MoSE: Mixture of Slimmable Experts for Efficient and Adaptive Language Models
Nurbek Tastan, Stefanos Laskaridis, Karthik Nandakumar, Samuel Horvath
TL;DR
MoSE tackles the abrupt accuracy-cost trade-offs of sparse MoE models by introducing slimmable experts, enabling width-based adaptation inside each activated expert. It presents a simple yet stable pre-training scheme and supports three inference modes, including a lightweight test-time training (TTT) to learn a width-sharpness mapping under budget, all without retraining. Across GPT2-small to GPT2-medium models trained on OpenWebText, MoSE consistently matches or exceeds standard MoE performance and improves the Pareto frontier when considering compute, especially under TT-width identification. This approach offers a practical path to flexible, compute-aware deployment of large language models with reduced FLOPs while preserving accuracy.
Abstract
Mixture-of-Experts (MoE) models scale large language models efficiently by sparsely activating experts, but once an expert is selected, it is executed fully. Hence, the trade-off between accuracy and computation in an MoE model typically exhibits large discontinuities. We propose Mixture of Slimmable Experts (MoSE), an MoE architecture in which each expert has a nested, slimmable structure that can be executed at variable widths. This enables conditional computation not only over which experts are activated, but also over how much of each expert is utilized. Consequently, a single pretrained MoSE model can support a more continuous spectrum of accuracy-compute trade-offs at inference time.
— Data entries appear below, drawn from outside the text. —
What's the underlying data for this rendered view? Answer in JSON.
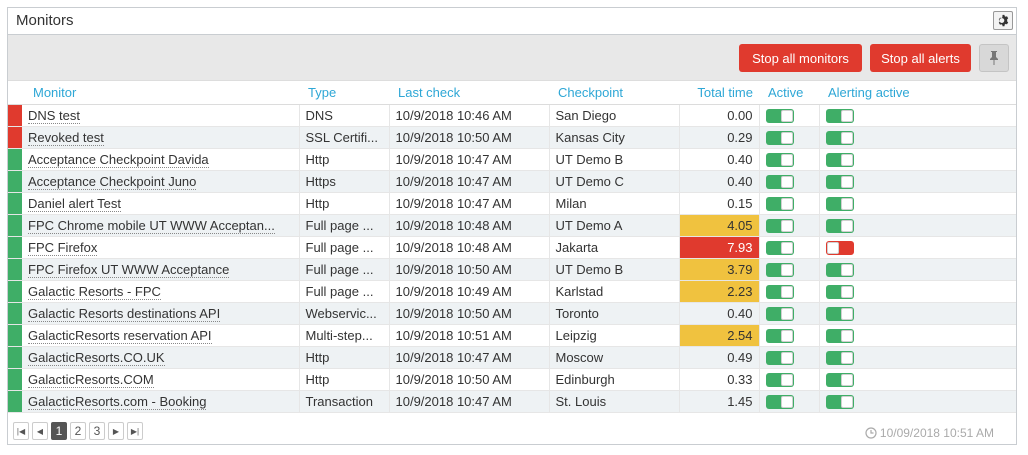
{
  "header": {
    "title": "Monitors",
    "settings_icon": "gear-icon"
  },
  "toolbar": {
    "stop_monitors_label": "Stop all monitors",
    "stop_alerts_label": "Stop all alerts",
    "pin_icon": "pin-icon"
  },
  "colors": {
    "ok": "#3fae67",
    "error": "#e03a2e",
    "warning": "#f0c23f",
    "header_text": "#2ea7d6"
  },
  "table": {
    "columns": [
      "Monitor",
      "Type",
      "Last check",
      "Checkpoint",
      "Total time",
      "Active",
      "Alerting active"
    ],
    "rows": [
      {
        "status": "error",
        "monitor": "DNS test",
        "type": "DNS",
        "last_check": "10/9/2018 10:46 AM",
        "checkpoint": "San Diego",
        "total_time": "0.00",
        "time_level": "",
        "active": true,
        "alerting": true
      },
      {
        "status": "error",
        "monitor": "Revoked test",
        "type": "SSL Certifi...",
        "last_check": "10/9/2018 10:50 AM",
        "checkpoint": "Kansas City",
        "total_time": "0.29",
        "time_level": "",
        "active": true,
        "alerting": true
      },
      {
        "status": "ok",
        "monitor": "Acceptance Checkpoint Davida",
        "type": "Http",
        "last_check": "10/9/2018 10:47 AM",
        "checkpoint": "UT Demo B",
        "total_time": "0.40",
        "time_level": "",
        "active": true,
        "alerting": true
      },
      {
        "status": "ok",
        "monitor": "Acceptance Checkpoint Juno",
        "type": "Https",
        "last_check": "10/9/2018 10:47 AM",
        "checkpoint": "UT Demo C",
        "total_time": "0.40",
        "time_level": "",
        "active": true,
        "alerting": true
      },
      {
        "status": "ok",
        "monitor": "Daniel alert Test",
        "type": "Http",
        "last_check": "10/9/2018 10:47 AM",
        "checkpoint": "Milan",
        "total_time": "0.15",
        "time_level": "",
        "active": true,
        "alerting": true
      },
      {
        "status": "ok",
        "monitor": "FPC Chrome mobile UT WWW Acceptan...",
        "type": "Full page ...",
        "last_check": "10/9/2018 10:48 AM",
        "checkpoint": "UT Demo A",
        "total_time": "4.05",
        "time_level": "warn",
        "active": true,
        "alerting": true
      },
      {
        "status": "ok",
        "monitor": "FPC Firefox",
        "type": "Full page ...",
        "last_check": "10/9/2018 10:48 AM",
        "checkpoint": "Jakarta",
        "total_time": "7.93",
        "time_level": "crit",
        "active": true,
        "alerting": false
      },
      {
        "status": "ok",
        "monitor": "FPC Firefox UT WWW Acceptance",
        "type": "Full page ...",
        "last_check": "10/9/2018 10:50 AM",
        "checkpoint": "UT Demo B",
        "total_time": "3.79",
        "time_level": "warn",
        "active": true,
        "alerting": true
      },
      {
        "status": "ok",
        "monitor": "Galactic Resorts - FPC",
        "type": "Full page ...",
        "last_check": "10/9/2018 10:49 AM",
        "checkpoint": "Karlstad",
        "total_time": "2.23",
        "time_level": "warn",
        "active": true,
        "alerting": true
      },
      {
        "status": "ok",
        "monitor": "Galactic Resorts destinations API",
        "type": "Webservic...",
        "last_check": "10/9/2018 10:50 AM",
        "checkpoint": "Toronto",
        "total_time": "0.40",
        "time_level": "",
        "active": true,
        "alerting": true
      },
      {
        "status": "ok",
        "monitor": "GalacticResorts reservation API",
        "type": "Multi-step...",
        "last_check": "10/9/2018 10:51 AM",
        "checkpoint": "Leipzig",
        "total_time": "2.54",
        "time_level": "warn",
        "active": true,
        "alerting": true
      },
      {
        "status": "ok",
        "monitor": "GalacticResorts.CO.UK",
        "type": "Http",
        "last_check": "10/9/2018 10:47 AM",
        "checkpoint": "Moscow",
        "total_time": "0.49",
        "time_level": "",
        "active": true,
        "alerting": true
      },
      {
        "status": "ok",
        "monitor": "GalacticResorts.COM",
        "type": "Http",
        "last_check": "10/9/2018 10:50 AM",
        "checkpoint": "Edinburgh",
        "total_time": "0.33",
        "time_level": "",
        "active": true,
        "alerting": true
      },
      {
        "status": "ok",
        "monitor": "GalacticResorts.com - Booking",
        "type": "Transaction",
        "last_check": "10/9/2018 10:47 AM",
        "checkpoint": "St. Louis",
        "total_time": "1.45",
        "time_level": "",
        "active": true,
        "alerting": true
      }
    ]
  },
  "pagination": {
    "pages": [
      "1",
      "2",
      "3"
    ],
    "current": "1"
  },
  "footer": {
    "timestamp": "10/09/2018 10:51 AM",
    "clock_icon": "clock-icon"
  }
}
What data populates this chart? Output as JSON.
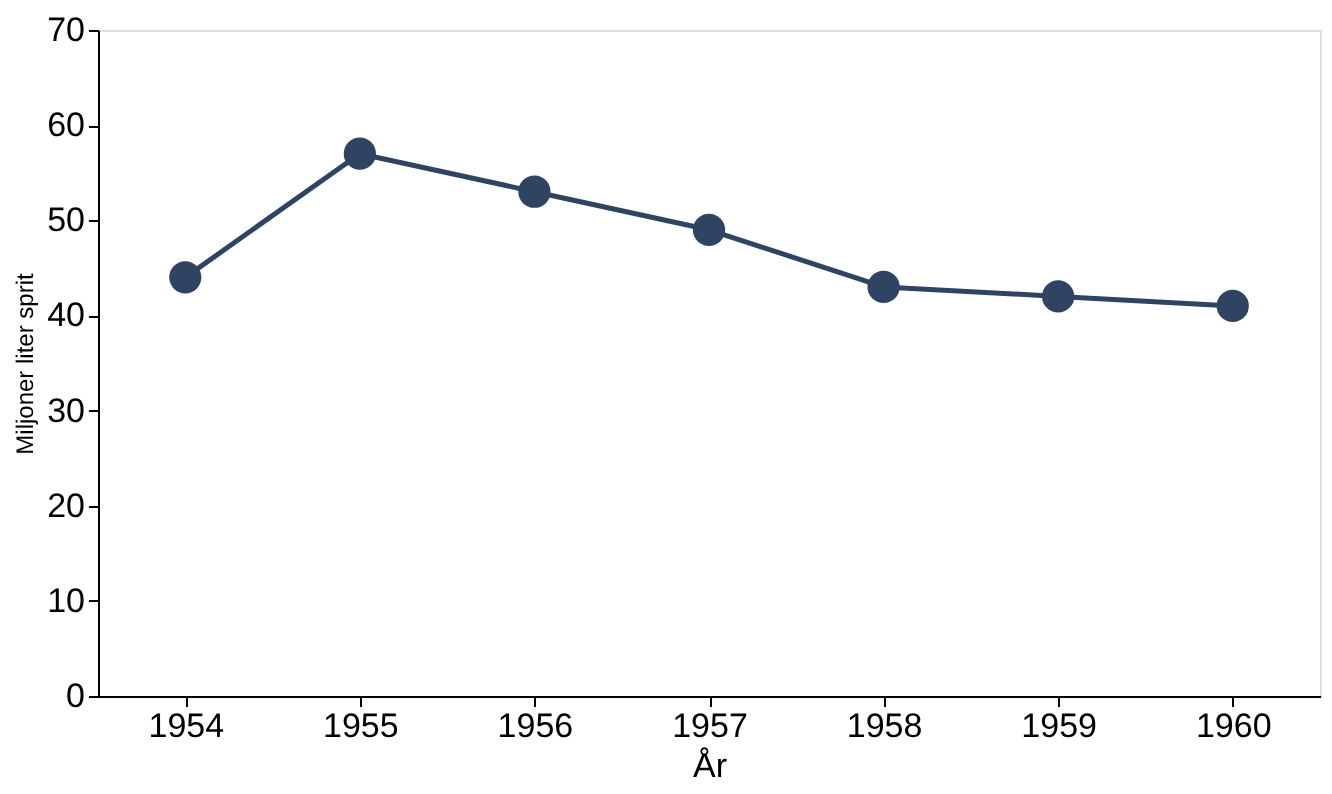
{
  "chart_data": {
    "type": "line",
    "xlabel": "År",
    "ylabel": "Miljoner liter sprit",
    "categories": [
      "1954",
      "1955",
      "1956",
      "1957",
      "1958",
      "1959",
      "1960"
    ],
    "series": [
      {
        "color": "#2e4462",
        "values": [
          44,
          57,
          53,
          49,
          43,
          42,
          41
        ]
      }
    ],
    "ylim": [
      0,
      70
    ],
    "yticks": [
      0,
      10,
      20,
      30,
      40,
      50,
      60,
      70
    ],
    "grid": false,
    "marker": "circle",
    "line_style": "solid"
  }
}
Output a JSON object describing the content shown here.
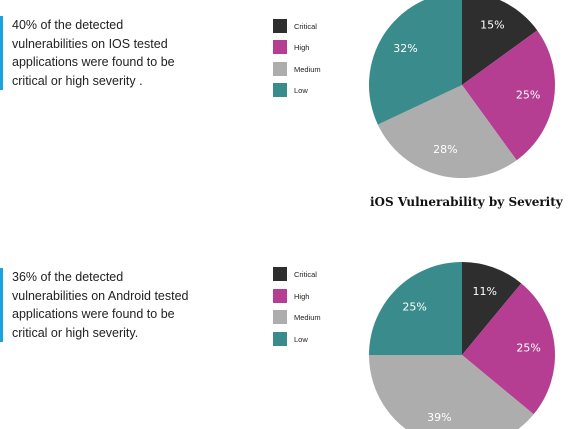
{
  "colors": {
    "critical": "#2e2e2e",
    "high": "#b53e92",
    "medium": "#adadad",
    "low": "#3a8c8c",
    "accent_bar": "#1aa3dc"
  },
  "ios": {
    "callout_text": "40% of the detected vulnerabilities on IOS tested applications were found to be critical or high severity .",
    "legend": [
      "Critical",
      "High",
      "Medium",
      "Low"
    ]
  },
  "android": {
    "callout_text": "36% of the detected vulnerabilities on Android tested applications were found to be critical or high severity.",
    "legend": [
      "Critical",
      "High",
      "Medium",
      "Low"
    ]
  },
  "chart_data": [
    {
      "type": "pie",
      "title": "iOS Vulnerability by Severity",
      "categories": [
        "Critical",
        "High",
        "Medium",
        "Low"
      ],
      "values": [
        15,
        25,
        28,
        32
      ],
      "labels": [
        "15%",
        "25%",
        "28%",
        "32%"
      ],
      "legend_position": "left"
    },
    {
      "type": "pie",
      "title": "",
      "categories": [
        "Critical",
        "High",
        "Medium",
        "Low"
      ],
      "values": [
        11,
        25,
        39,
        25
      ],
      "labels": [
        "11%",
        "25%",
        "39%",
        "25%"
      ],
      "legend_position": "left"
    }
  ]
}
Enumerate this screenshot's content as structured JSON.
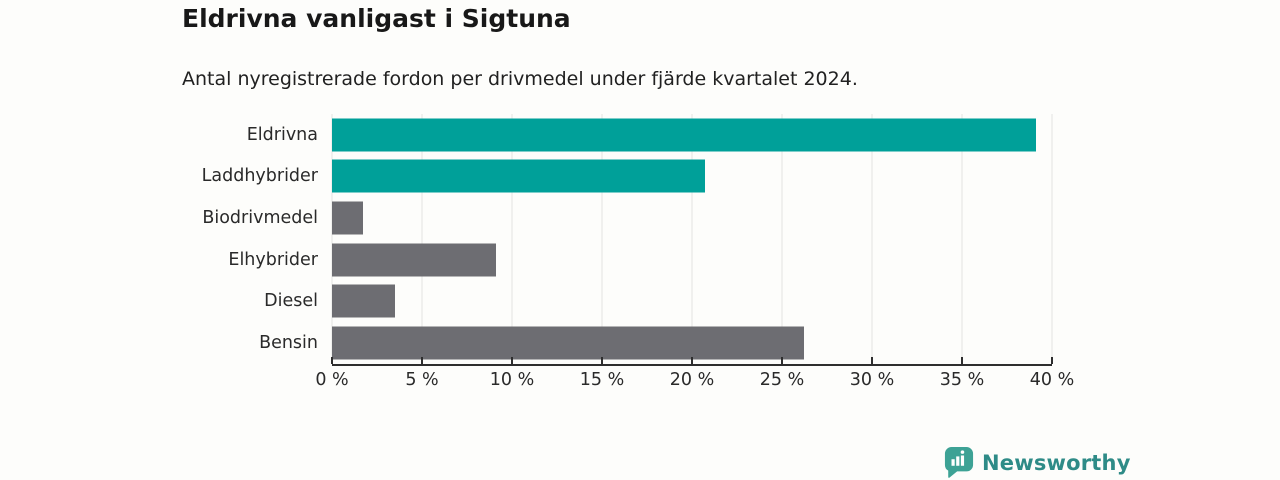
{
  "header": {
    "title": "Eldrivna vanligast i Sigtuna",
    "subtitle": "Antal nyregistrerade fordon per drivmedel under fjärde kvartalet 2024."
  },
  "chart_data": {
    "type": "bar",
    "orientation": "horizontal",
    "title": "Eldrivna vanligast i Sigtuna",
    "subtitle": "Antal nyregistrerade fordon per drivmedel under fjärde kvartalet 2024.",
    "categories": [
      "Eldrivna",
      "Laddhybrider",
      "Biodrivmedel",
      "Elhybrider",
      "Diesel",
      "Bensin"
    ],
    "values": [
      39.1,
      20.7,
      1.7,
      9.1,
      3.5,
      26.2
    ],
    "unit": "%",
    "bar_colors": [
      "#00a099",
      "#00a099",
      "#6d6d72",
      "#6d6d72",
      "#6d6d72",
      "#6d6d72"
    ],
    "xlabel": "",
    "ylabel": "",
    "xlim": [
      0,
      40
    ],
    "x_ticks": [
      0,
      5,
      10,
      15,
      20,
      25,
      30,
      35,
      40
    ],
    "x_tick_labels": [
      "0 %",
      "5 %",
      "10 %",
      "15 %",
      "20 %",
      "25 %",
      "30 %",
      "35 %",
      "40 %"
    ],
    "grid": "vertical-gridlines",
    "legend": "none"
  },
  "footer": {
    "brand": "Newsworthy",
    "brand_color": "#2e8b87",
    "logo_color": "#3da295"
  },
  "colors": {
    "accent_teal": "#00a099",
    "neutral_gray": "#6d6d72",
    "gridline": "#e2e2e2",
    "axis": "#2e2e2e",
    "background": "#fdfdfb"
  }
}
We present a simple and stable training recipe for slimmable experts under sparse routing, combining multi-width training with standard MoE objectives. During inference, we explore strategies for runtime width determination, including a lightweight test-time training mechanism that learns how to map router confidence/probabilities to expert widths under a fixed budget. Experiments on GPT models trained on OpenWebText demonstrate that MoSE matches or improves upon standard MoE at full width and consistently shifts the Pareto frontier for accuracy vs. cost, achieving comparable performance with significantly fewer FLOPs.